# Ghost Shrimp



## Fish Kid 808

Hello there fish forums. I have come to you, yet again, for help. 

Okay, so here is my situation. I am on vacation in the wonderful state of Oregon. And I will be heading back to Hawaii in a week. I was looking around at Pet Co. and found a tank full of Ghost Shrimp. They are, what I'd guess, pretty cheap for only 49 cents each. And on my side of the island at home, I cannot find ghost shrimp for sale. So I was wondering, if I could buy some jars, fill them with dechlorinated water, and place one shrimp in each jar, would the shrimp survive the flight? I would only be able to fill the jars with 3 ounces of water since I would be taking them in my carry-on bag. The total time the shrimp would be in the jars would be probably 14 hours until they could be placed in my tank at home. I wasn't sure if they'd survive the long time in the jars. So what do you think Fish Forums? Could this work or would I just be sending shrimp to their death?


----------



## rjrstrang

My best guess would be no they probably won't survive 3 ounces of water won't hold oxygen for very long. If you have family in Oregon or you know someone there have them properly package them and ship them too yourself overnight


----------



## jlpropst00

I might get kicked off of here for saying this, but at 49cents its worth a try.


----------



## Fishy Freak

I think they will be fine, had 10 come over night delievery, and now can't count how many in my tank.
They wouldn't need much air as they are so tiny.


----------



## Fish Kid 808

rjrstrang said:


> My best guess would be no they probably won't survive 3 ounces of water won't hold oxygen for very long. If you have family in Oregon or you know someone there have them properly package them and ship them too yourself overnight


There really isn't any family here that would have the know how to do that.



jlpropst00 said:


> I might get kicked off of here for saying this, but at 49cents its worth a try.

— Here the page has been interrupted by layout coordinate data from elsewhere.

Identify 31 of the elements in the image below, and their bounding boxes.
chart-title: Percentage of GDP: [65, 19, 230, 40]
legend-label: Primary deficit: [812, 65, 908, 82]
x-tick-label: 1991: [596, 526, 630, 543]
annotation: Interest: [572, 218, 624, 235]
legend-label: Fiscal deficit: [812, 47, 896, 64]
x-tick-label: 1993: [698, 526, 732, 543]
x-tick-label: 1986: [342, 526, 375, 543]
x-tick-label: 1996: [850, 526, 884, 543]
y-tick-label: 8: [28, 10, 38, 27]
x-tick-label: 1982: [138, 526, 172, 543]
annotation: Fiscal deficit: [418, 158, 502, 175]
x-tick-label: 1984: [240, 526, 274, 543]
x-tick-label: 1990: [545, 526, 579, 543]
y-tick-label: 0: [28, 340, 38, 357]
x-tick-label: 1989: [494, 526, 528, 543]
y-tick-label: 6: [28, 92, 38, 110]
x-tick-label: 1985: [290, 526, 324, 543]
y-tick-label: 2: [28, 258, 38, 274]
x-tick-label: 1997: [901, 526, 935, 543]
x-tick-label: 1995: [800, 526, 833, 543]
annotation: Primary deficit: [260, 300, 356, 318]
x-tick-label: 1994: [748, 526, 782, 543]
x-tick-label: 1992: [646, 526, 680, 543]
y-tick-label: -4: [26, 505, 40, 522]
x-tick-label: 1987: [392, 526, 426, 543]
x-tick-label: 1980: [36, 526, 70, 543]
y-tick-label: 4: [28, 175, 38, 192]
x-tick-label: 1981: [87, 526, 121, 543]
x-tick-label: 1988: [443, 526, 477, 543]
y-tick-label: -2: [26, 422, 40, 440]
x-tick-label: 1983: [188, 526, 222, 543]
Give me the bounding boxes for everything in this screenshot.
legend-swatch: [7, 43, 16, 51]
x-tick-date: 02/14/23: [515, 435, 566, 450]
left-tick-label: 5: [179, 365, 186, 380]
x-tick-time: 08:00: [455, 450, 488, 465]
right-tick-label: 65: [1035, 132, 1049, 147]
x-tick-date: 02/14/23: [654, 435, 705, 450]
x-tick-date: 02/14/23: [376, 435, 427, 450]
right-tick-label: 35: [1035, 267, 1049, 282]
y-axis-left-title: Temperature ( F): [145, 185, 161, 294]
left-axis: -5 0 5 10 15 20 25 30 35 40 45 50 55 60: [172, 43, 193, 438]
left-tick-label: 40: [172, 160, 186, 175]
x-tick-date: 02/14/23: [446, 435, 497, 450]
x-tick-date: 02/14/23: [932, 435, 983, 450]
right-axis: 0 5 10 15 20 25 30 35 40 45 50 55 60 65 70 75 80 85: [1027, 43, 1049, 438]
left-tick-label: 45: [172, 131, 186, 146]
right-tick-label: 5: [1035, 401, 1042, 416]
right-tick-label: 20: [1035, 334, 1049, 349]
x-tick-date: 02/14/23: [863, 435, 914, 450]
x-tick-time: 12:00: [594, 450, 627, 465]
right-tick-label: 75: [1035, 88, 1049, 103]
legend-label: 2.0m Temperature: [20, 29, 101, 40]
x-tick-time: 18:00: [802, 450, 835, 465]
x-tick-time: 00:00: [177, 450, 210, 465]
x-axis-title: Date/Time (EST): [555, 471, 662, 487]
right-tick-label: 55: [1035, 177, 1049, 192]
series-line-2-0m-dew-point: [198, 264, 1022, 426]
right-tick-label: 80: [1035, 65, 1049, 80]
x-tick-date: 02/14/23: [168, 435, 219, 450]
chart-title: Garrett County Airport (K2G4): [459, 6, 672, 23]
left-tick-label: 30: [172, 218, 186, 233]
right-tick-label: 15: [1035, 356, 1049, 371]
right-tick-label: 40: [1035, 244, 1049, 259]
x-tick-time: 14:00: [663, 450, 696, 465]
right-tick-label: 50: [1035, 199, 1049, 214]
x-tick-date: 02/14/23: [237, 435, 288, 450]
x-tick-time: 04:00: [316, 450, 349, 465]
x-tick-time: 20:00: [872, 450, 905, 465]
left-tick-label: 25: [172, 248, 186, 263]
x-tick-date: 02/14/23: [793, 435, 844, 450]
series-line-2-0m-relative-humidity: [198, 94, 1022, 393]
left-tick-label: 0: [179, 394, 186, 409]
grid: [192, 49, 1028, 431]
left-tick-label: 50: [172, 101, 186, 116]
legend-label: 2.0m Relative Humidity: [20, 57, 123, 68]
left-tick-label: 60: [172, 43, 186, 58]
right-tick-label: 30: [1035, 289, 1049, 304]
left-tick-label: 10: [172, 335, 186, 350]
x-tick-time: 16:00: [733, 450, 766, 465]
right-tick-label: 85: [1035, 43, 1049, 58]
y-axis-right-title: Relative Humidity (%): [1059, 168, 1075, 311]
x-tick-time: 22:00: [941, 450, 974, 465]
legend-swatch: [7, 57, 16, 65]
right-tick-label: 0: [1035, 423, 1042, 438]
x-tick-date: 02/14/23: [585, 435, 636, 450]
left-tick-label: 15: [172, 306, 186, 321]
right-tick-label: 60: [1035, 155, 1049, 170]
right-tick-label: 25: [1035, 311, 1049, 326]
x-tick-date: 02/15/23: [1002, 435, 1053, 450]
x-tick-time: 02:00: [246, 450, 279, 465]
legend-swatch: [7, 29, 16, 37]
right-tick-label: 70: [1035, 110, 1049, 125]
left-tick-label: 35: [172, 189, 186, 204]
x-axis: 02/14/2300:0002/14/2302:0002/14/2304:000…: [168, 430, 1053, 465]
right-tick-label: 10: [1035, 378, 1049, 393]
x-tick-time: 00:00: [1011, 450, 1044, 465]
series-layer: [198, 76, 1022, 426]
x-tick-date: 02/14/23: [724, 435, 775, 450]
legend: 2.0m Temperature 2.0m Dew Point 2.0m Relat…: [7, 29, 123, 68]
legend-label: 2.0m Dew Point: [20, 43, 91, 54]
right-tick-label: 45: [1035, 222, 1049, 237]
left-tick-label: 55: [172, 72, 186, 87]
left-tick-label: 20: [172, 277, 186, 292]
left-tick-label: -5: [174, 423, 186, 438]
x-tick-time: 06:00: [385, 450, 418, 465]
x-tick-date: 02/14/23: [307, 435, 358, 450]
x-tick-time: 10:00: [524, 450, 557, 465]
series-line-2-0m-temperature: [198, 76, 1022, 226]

I don't think you'll get kicked off for that. People have said worse and your just voicing your opinion. Aha. And is 49 cents that good a deal, I looked online and it said they go for $1 a handful.



Fishy Freak said:


> I think they will be fine, had 10 come over night delievery, and now can't count how many in my tank.
> They wouldn't need much air as they are so tiny.


Did they come with pumps or in jars like mine.


----------



## Fishy Freak

They came in a plastic bag, all 10 together, then in a polystyrene box. I also drove 9 hours with a jar with 2 large cory cats in it just opened it every hour to let air in. They also were fine.


----------



## Fish Kid 808

Fishy Freak said:


> They came in a plastic bag, all 10 together, then in a polystyrene box. I also drove 9 hours with a jar with 2 large cory cats in it just opened it every hour to let air in. They also were fine.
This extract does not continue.